Il silenzio fragoroso della Confindustria di Emma Marcegaglia sul referendum tra una settimana allo stabilimento Fiat di Mirafiori indigna molti piccoli dell’organizzazione confindustriale, soprattutto del comparto Federmeccanica. C’è nel Veneto, e anche nella Bassa Lombarda, chi vorrebbe raccogliere firme per una sorta di manifesto anti Marcegaglia.
La convinzione è vasta che Marchionne non soltanto è un manager capace, ma ha anche ragione. E che gli accordi speciali in deroga che chiede per il comparto auto sono effettivamente la sola soluzione per la sua sopravvivenza, e quindi di interesse sostanziale per il sindacato. Che se le rifiuta è solo per cieco pregiudizio ideologico o per le manovre politiche di suoi dirigenti – ambizioni di cui l’appoggio che a essi dà l’ex sindacalista Cofferati sarebbe una cartina di tornasole.
A questo punto il silenzio della presidente è giudicato connivente. Non si sa per quali ragioni, ma ormai si dà per scontato che Emma Marcegaglia voglia usare la Confindustria per uno sbocco politico. Come candidata del’Udc a capo di un governo di responsabilità o unità nazionale, oppure, nel caso di adesione dell’Udc al governo Berlusconi, a quella di vice presidente del consiglio. Tutte previsioni che si fanno per scherno, ma che concorrono alla voglia di pronunciamento.
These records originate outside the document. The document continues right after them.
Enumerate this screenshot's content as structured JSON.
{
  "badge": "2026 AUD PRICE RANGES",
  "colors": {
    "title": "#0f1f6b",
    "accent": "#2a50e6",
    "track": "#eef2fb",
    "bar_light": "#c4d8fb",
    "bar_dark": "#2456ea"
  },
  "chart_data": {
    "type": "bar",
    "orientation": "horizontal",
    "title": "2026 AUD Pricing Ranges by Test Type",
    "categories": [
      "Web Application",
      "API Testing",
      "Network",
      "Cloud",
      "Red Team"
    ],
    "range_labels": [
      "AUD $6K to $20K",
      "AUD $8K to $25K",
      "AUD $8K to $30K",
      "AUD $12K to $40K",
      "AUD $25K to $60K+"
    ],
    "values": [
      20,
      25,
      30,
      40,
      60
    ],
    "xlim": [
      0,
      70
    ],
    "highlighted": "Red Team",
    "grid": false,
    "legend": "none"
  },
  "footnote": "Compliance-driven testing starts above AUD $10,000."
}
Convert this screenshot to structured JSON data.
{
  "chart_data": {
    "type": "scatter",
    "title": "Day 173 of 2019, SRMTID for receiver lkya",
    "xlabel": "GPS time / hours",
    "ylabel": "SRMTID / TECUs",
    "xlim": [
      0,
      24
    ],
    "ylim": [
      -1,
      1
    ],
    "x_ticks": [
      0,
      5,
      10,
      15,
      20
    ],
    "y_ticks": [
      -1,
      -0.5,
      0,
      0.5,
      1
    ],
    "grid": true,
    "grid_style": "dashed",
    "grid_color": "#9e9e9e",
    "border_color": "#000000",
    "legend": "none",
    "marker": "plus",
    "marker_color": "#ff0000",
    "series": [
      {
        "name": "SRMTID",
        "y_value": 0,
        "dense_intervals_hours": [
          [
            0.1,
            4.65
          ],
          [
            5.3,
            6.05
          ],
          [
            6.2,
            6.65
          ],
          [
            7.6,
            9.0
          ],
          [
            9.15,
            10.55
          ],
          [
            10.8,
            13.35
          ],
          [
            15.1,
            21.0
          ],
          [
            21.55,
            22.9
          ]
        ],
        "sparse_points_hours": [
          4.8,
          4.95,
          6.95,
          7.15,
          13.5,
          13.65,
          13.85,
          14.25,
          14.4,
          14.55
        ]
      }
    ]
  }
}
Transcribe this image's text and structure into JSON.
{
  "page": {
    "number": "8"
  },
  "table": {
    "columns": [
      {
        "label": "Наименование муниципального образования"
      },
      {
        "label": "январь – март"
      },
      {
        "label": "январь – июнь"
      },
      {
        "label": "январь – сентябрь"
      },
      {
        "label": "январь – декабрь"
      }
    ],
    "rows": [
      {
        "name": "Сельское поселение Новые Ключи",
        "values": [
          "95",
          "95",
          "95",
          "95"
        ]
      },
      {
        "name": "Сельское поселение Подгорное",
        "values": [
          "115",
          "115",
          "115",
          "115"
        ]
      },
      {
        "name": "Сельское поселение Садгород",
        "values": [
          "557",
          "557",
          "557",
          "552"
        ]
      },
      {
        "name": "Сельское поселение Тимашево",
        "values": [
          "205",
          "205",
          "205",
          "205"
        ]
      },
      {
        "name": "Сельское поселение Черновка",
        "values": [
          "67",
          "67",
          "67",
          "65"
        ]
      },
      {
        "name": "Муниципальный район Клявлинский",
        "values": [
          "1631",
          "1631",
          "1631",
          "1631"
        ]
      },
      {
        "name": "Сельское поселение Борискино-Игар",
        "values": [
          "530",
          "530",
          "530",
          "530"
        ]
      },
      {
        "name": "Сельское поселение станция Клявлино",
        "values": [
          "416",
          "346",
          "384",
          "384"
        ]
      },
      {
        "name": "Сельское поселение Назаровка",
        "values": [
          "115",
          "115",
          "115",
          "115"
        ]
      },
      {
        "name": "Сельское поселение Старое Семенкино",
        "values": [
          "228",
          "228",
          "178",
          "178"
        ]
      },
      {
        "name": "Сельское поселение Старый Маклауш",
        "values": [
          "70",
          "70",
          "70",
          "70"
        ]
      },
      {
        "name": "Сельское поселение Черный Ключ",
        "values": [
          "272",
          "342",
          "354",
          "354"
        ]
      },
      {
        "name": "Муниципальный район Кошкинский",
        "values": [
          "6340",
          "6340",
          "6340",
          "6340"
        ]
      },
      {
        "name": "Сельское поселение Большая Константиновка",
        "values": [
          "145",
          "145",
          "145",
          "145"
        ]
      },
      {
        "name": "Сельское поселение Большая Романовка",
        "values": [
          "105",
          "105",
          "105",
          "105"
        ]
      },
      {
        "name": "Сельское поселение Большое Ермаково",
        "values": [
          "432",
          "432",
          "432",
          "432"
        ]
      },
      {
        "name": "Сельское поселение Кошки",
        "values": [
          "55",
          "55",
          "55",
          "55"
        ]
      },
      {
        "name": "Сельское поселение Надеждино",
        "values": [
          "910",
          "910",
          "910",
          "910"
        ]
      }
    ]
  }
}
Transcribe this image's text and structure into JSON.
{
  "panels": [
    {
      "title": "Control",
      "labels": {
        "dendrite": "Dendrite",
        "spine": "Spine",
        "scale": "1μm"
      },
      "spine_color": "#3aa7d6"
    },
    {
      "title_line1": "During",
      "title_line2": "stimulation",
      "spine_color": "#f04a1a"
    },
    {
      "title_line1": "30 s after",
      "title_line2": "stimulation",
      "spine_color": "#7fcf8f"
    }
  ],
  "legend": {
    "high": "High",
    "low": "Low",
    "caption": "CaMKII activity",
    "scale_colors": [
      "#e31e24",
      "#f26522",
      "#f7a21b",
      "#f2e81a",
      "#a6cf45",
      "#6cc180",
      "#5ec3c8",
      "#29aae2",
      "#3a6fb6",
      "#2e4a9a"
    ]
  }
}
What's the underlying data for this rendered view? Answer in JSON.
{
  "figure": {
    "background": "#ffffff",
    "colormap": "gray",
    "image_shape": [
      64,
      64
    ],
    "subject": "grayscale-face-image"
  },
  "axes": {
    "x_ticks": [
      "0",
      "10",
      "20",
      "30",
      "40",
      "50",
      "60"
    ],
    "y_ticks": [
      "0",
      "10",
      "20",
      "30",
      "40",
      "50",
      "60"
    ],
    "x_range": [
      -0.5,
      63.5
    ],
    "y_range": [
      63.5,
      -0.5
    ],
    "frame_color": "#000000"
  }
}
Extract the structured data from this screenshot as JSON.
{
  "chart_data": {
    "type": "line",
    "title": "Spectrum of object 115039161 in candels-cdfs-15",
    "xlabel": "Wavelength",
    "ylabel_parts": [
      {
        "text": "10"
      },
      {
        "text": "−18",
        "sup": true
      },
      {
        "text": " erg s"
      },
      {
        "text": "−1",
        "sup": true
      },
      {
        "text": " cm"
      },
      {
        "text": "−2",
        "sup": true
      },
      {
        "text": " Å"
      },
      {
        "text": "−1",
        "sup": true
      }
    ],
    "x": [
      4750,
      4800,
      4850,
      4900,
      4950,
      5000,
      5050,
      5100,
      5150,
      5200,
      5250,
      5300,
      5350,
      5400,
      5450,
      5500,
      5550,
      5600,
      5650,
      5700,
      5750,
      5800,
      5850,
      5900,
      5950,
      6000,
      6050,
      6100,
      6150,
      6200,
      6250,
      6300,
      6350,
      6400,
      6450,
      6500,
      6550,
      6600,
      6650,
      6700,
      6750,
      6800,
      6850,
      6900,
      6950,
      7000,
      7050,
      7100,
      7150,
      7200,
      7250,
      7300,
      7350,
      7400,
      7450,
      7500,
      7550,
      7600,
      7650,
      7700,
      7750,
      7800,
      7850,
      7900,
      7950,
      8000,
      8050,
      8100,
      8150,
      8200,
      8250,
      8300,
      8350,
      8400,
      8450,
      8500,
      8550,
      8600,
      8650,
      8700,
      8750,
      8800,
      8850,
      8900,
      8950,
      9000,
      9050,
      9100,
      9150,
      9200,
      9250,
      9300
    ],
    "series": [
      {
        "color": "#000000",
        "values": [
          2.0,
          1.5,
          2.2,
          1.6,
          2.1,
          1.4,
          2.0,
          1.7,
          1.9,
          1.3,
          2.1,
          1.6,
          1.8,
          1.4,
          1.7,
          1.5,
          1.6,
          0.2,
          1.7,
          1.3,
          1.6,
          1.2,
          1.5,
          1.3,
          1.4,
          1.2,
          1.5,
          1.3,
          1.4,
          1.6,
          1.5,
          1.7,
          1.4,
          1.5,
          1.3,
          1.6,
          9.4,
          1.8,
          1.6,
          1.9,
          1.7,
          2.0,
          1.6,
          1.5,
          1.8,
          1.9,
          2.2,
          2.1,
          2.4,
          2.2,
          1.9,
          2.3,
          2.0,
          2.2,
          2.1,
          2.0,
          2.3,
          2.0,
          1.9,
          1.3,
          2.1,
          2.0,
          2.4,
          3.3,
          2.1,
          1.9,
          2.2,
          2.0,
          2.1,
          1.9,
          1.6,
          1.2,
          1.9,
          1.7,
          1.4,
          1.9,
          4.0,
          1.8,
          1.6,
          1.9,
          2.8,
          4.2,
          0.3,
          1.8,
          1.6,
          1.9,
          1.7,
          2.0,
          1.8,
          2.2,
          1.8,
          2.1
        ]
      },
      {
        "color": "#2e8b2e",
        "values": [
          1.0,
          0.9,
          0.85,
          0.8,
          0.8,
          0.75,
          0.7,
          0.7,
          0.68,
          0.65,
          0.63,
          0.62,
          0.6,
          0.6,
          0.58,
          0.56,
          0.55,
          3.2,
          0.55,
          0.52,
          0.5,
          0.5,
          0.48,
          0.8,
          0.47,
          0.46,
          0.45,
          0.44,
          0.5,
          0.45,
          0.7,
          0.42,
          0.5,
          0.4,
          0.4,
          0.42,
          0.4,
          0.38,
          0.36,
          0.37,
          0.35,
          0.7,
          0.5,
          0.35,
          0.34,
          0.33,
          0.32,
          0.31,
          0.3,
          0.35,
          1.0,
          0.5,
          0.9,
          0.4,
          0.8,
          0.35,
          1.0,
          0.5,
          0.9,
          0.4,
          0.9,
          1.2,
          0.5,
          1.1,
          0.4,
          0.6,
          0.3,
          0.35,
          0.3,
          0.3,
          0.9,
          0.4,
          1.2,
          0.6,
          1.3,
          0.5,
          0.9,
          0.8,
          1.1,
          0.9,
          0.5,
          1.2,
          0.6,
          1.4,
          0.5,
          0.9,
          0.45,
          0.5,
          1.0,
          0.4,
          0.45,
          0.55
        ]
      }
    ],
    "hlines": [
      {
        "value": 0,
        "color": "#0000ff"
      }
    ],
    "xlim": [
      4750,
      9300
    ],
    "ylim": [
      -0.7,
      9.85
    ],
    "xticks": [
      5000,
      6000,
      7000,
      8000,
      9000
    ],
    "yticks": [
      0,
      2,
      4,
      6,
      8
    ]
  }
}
Si verificherebbe un'inedita sintonia, se non allenza, tra i piccoli, da sempre avversi alle grandi imprese che comandano in Confindustria, e il prototipo dei grandi, la Fiat. Ma non contradittoria, seppure apparentemente contorta: i piccoli sono risentiti anche contro la sorda battaglia del loro giornale, "Il Sole 24 Ore", oltre che dei grandi editori come Bazoli e De Benedetti, contro Marchionne e la Fiat proprio e solo su questo punto, sulla flessibilità contrattuale. Non per altro motivo, non ne trovano altro, che le ambizioni politiche di Marcegaglia, sostenuta da De Benedetti e Bazoli.